Publications : Alexandre et al. 2013 PLoS One8: e69211 et Streiff et al. 2014 Heredity. 112 : 370-381.
Les pressions de sélection d’origine anthropique peuvent parfois être suffisamment importantes pour engendrer une réponse adaptative très rapide. Contrairement aux autres plantes hôtes du genre Ostrinia, le maïs est régulièrement fauché lors de la récolte et les larves se trouvant au-dessus de la ligne de fauche ont peu de chance de survivre. Une géotaxie (comportement de locomotion dirigé par la gravité) positive (c’est à dire dune locomotion dirigée vers le sol) conférerait dans ce cas particulier, un avantage sélectif évident permettant aux individus de ne pas être tués lors du passage des engins agricoles. Testant cette hypothèse, nous avions découvert que les larves d’O. nubilalis ont, comme attendu, une géotaxie supérieure à celles d’O. scapulalis (Calcagno et al. 2007 Proc R Soc Lond B 277, 2703-2709). Pour répéter et étendre cette étude à la pyrale du maïs asiatique, nous avons échantillonné huit populations de pyrale appartenant à O. nubilalis, O. furnacalis et O. scapulalis en France et en Chine en 2014. Les larves de ces populations furent introduites dans des colonnes en plastique mimant une tige végétale. Dans ces colonnes, les larves d’O. nubilalis et d’O. furnacalis, les deux ravageurs du maïs, se trouvaient en moyenne significativement plus bas que les larves d’O. scapulalis issue de l’armoise. Etant donné l’intensité de la pression de sélection liée à la fauche du maïs, il est probable que ce soit cette dernière qui ait favorisé l’évolution de cette géotaxie positive, de manière indépendante, chez les ravageurs du maïs Européen et Asiatique.
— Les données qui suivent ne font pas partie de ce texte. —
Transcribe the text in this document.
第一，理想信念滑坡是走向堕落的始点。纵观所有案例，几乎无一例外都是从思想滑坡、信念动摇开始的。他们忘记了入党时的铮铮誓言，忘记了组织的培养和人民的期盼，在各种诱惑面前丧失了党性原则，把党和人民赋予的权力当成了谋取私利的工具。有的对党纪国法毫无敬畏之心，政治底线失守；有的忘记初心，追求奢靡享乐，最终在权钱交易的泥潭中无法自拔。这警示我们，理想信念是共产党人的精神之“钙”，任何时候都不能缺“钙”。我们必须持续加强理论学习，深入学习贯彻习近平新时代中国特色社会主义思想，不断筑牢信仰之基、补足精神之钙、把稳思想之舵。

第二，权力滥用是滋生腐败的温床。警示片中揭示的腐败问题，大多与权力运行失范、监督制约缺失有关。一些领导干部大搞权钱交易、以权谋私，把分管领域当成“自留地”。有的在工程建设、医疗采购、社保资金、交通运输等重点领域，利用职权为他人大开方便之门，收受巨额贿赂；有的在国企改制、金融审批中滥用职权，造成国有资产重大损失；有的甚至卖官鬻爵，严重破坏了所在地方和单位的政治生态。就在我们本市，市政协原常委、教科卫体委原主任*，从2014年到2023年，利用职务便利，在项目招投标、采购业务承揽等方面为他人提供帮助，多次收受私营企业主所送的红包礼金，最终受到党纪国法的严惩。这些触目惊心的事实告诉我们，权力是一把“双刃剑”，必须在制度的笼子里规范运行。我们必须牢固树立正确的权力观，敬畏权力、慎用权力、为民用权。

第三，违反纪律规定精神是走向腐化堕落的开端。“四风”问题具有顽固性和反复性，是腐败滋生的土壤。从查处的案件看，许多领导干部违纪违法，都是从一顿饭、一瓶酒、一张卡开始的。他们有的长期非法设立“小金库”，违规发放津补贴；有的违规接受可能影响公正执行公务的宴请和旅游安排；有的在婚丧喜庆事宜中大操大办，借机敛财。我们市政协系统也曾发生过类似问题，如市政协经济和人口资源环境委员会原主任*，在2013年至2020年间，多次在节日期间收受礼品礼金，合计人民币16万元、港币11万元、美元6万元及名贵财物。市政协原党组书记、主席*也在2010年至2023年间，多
Publication : Mitoyen et al. En préparation.
Evolution des communautés de parasitoïdes
Dans un travail un peu annexe, mais portant également sur le genre Ostrinia, nous avons comparé les communautés de parasitoïdes larvaires d’O. nubilalis et d’O. scapulalis. Nous avions en effet la possibilité de comparer un important jeu de données acquis par l’ANSES entre 2001 et 2005 (environ 400 parasitoïdes issus de 42,000 larves de pyrales) avec celui, titanesque, engrengé par des chercheurs de l’USDA entre les années 1920 et 1930 en Europe et notamment en France (plus d’1 million de parasitoïdes provenant de 23 milllions de larves de pyrales). L'intervalle de 80 ans entre les deux jeux de données est associé à une diminution du taux de parasitisme, notamment par les hyménoptères. Cette réduction du parasitisme s’est accompagnée de changements spécifiques. Toutefois, la disparition de certaines espèces de parasitoïdes ayant été compensée par l’apparition de nouvelles espèces, la richesse spécifique est restée stable entre les années 1920 et le début du 21ième siècle. Enfin, la comparaison des deux jeux de données suggère que la diminution du taux de parasitisme d’O. nubilalis est liée à son expansion vers l'ouest et le nord de la France au cours du 20ième siècle. Cette expansion ne s’étant pas traduite par la capture de nouveaux parasites, O. nubilalis a profité d’un phénomène de relâche parasitaire (ou d’un « enemy free space ») qui a pu favoriser sa divergence avec son espèce jumelle O. scapulalis.
Publication : Folcher et al. (2011) PLoS One. 6(9), e25374.
2. Pesticides : coûts économiques, évolution et coût de la résistance.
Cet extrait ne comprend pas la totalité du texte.